Monday, April 25, 2011

125 Wonderful

In class I introduced a new activity: In one sentence state the most profound truth of human existence. I showed the class the fifty statements two previous classes had written a year or so earlier. This time I did not ask my students to write their statements immediately, just to think about possibilities, and we talked briefly about the assignment. I wrote several of their suggestions on the board.
They were bleakly revealing.

Don't trust anybody.
We're all hypocrites.
It's all about money.
Everyone is corrupt.
People are all selfish.
We are all assholes.
It's all meaningless.

In English composition my students and I read two more student essays on teen angst and marijuana. Then I had passed out copies of the chapter "Suffering" from Chögyam Trungpa's The Myth of Freedom and the Way of Meditation and slowly and deliberately I read it aloud. We didn't discuss it. About it I asked no questions of my students and I invited none. I just wanted them to hear it. At the end of class I asked them to write short answers to three questions.

1  What should we do for the world?
2  What is the secret of happiness?
3  What is the most profound truth of human existence?
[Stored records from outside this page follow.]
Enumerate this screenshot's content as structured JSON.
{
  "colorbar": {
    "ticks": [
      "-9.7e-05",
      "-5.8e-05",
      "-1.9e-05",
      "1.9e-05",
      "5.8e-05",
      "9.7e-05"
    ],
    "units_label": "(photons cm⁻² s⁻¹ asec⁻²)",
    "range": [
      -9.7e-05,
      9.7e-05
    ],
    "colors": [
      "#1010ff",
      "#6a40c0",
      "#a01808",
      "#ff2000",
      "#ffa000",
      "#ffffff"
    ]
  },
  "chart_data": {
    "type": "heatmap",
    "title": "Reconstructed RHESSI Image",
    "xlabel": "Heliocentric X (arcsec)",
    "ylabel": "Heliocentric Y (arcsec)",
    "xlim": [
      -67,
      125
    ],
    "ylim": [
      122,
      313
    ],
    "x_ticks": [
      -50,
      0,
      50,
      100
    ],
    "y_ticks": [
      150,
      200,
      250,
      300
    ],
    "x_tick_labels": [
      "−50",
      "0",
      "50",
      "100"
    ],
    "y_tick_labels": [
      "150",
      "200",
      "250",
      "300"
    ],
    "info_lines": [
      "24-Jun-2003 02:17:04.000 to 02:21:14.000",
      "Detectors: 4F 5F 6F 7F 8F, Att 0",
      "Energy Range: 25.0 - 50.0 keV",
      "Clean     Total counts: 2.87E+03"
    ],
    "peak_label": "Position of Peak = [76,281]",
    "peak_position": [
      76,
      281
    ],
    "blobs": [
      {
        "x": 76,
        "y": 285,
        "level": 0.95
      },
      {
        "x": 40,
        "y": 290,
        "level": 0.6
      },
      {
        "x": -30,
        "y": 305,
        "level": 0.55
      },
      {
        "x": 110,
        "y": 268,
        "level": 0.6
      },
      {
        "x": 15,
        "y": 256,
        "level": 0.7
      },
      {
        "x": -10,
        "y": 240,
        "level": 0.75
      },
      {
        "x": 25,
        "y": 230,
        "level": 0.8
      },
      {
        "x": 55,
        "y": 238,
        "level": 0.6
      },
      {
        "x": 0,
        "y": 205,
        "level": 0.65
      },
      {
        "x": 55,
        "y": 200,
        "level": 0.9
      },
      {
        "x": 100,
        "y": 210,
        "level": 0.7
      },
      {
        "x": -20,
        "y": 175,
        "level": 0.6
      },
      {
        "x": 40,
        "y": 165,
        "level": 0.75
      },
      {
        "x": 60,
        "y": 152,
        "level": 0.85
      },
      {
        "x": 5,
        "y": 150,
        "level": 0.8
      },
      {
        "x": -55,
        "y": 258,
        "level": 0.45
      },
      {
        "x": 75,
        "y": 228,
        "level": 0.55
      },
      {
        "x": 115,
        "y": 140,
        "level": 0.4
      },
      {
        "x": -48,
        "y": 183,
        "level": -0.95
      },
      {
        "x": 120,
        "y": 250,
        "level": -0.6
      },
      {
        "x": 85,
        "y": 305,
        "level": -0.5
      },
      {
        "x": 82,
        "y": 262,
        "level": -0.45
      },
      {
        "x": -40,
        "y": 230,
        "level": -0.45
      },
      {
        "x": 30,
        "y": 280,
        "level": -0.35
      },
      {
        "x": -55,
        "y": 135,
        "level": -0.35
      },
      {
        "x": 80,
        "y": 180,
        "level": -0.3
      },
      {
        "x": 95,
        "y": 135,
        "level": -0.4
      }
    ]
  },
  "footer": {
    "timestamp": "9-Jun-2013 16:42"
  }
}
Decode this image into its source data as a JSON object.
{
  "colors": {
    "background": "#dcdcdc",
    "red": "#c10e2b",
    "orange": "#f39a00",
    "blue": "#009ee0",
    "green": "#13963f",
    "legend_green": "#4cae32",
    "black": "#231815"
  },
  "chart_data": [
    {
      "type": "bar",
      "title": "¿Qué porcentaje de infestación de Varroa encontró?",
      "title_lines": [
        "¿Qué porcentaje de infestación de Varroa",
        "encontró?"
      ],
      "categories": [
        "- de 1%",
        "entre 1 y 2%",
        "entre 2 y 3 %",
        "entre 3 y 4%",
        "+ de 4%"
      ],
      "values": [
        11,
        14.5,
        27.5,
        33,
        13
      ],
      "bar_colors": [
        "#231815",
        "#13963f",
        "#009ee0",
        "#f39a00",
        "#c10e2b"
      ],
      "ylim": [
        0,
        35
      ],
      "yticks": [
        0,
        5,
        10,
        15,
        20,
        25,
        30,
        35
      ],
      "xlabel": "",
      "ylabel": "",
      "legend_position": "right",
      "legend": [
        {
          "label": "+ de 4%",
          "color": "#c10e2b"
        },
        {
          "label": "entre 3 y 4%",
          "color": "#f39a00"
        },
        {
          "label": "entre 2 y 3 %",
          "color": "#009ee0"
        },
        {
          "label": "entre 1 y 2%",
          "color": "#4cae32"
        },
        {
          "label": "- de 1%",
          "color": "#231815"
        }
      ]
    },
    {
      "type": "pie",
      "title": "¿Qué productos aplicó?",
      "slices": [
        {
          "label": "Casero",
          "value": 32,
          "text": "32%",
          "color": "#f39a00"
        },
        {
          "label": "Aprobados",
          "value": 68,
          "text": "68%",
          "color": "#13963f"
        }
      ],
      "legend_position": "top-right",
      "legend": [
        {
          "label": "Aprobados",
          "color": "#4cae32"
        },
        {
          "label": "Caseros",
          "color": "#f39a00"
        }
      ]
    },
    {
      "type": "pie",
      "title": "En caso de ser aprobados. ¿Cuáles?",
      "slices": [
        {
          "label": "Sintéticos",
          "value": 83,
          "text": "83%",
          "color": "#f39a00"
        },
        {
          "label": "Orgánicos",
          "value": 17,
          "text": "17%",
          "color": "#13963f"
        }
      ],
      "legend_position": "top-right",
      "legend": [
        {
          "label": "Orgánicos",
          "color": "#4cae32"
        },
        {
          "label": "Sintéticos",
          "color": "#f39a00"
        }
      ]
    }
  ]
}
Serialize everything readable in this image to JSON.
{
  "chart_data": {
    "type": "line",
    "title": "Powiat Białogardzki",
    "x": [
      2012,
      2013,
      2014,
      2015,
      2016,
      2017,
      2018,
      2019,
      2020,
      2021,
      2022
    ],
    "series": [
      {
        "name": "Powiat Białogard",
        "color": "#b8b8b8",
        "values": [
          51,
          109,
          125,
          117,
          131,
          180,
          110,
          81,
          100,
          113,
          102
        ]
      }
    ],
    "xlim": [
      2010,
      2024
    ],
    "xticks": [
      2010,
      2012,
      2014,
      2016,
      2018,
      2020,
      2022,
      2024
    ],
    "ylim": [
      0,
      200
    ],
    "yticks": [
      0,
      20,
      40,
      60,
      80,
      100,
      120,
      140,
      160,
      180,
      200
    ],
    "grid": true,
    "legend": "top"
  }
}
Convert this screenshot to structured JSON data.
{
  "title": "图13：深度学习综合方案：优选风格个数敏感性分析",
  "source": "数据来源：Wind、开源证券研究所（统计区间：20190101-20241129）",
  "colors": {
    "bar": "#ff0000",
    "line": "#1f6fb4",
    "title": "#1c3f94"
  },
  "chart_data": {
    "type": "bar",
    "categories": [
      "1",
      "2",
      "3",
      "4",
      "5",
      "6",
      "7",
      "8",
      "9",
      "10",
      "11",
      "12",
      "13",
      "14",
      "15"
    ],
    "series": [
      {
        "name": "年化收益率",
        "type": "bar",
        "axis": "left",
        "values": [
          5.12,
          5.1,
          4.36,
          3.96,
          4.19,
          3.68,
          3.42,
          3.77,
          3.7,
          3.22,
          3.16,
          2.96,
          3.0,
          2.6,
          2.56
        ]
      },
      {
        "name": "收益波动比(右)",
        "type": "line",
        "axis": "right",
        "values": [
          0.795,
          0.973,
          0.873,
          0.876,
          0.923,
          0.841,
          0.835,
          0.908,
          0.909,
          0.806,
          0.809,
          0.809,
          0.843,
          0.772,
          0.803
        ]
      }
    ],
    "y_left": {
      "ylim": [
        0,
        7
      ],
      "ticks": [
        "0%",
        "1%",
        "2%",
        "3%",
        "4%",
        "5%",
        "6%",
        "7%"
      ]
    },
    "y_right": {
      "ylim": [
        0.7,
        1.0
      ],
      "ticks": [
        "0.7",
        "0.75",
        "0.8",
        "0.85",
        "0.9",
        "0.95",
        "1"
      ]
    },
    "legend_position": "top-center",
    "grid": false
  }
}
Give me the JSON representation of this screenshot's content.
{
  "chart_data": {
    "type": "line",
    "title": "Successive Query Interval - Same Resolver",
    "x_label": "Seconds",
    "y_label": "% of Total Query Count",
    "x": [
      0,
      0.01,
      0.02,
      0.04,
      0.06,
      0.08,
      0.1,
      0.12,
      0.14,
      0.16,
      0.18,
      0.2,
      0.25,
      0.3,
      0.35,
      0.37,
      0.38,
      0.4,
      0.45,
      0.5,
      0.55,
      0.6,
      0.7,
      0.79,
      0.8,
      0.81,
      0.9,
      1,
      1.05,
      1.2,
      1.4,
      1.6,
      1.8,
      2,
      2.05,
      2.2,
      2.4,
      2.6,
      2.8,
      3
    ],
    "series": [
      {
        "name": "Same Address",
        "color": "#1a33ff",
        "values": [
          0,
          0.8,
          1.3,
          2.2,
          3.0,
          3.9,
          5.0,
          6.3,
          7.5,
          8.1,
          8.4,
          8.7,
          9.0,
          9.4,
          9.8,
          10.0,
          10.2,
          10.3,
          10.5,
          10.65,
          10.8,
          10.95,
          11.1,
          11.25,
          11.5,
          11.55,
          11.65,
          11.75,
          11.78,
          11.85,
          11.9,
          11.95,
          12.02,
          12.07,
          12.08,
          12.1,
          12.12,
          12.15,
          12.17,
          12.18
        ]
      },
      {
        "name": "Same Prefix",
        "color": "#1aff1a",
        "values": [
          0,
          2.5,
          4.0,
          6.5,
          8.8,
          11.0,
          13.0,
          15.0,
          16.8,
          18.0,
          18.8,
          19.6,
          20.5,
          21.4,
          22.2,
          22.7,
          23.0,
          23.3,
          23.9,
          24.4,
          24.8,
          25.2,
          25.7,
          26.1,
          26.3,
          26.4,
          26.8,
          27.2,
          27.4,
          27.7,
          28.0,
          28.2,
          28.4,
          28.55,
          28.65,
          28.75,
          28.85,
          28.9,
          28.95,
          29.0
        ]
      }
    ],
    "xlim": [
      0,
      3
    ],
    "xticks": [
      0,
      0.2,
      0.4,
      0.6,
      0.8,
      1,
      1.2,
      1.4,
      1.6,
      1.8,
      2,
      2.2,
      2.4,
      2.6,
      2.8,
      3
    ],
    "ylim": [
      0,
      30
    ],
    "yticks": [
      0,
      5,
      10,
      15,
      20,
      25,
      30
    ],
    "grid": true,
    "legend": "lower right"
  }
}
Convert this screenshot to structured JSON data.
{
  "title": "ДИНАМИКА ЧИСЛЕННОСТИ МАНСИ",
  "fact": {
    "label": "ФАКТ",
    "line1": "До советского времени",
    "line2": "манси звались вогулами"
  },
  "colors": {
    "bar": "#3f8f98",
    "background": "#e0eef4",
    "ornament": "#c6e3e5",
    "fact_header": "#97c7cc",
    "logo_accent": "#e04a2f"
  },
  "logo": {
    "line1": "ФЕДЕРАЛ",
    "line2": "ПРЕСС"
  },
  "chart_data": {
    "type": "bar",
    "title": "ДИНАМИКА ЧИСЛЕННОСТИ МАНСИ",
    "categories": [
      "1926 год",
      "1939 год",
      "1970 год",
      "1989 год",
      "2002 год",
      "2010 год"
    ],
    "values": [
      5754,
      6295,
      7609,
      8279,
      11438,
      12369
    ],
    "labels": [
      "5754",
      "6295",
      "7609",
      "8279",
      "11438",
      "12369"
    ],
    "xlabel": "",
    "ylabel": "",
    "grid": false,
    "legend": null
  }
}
I permitted students to leave when they'd finished and turned in their answers. When all had gone, I glanced at the paper on top. It was by Mary, my gay student who suffered from bipolar disorder.
Mary had written:

1  Be kind.
2  Being okay even when the world is not okay.
3  Love.

"Oh, how sweet!" the master remarked. "This brought tears to my eyes."
Ah!
But after I read the master's comments on my journal entries from the previous week, it occurred to me that for the past few months he had been emphasizing the first noble truth and de-emphasizing the third. It had begun to seem to me that his teaching was that the cessation of suffering lasts only an instant and that then we return to suffering. Yet so much of Buddhist literature, I wrote in my journal, seemed to imply that fully awakened and realized buddhas were not only free of suffering but also that they remained free of suffering and were therefore able to free others.
"No?" I asked the master.
"No," the master replied. "Nothing remains anything."
Everything is impermanent, the master explained in his reply, including awakening and the end of suffering. The first truth does not go away when we end suffering, he said, because like everything else the end of suffering is impermanent. He emphasized the first truth, the master said, whenever his students started thinking that they could become fully awakened buddhas free of suffering. What I needed to learn, explained the master, was what the third truth meant, what the end to suffering meant, what cessation meant.
To conclude one entry in my jounal, I had written simply that I had sat twenty minutes.
"It felt wonderful," I said.
"So attached to wonderful, are we?" the master asked. "Judging zazen again, are we?"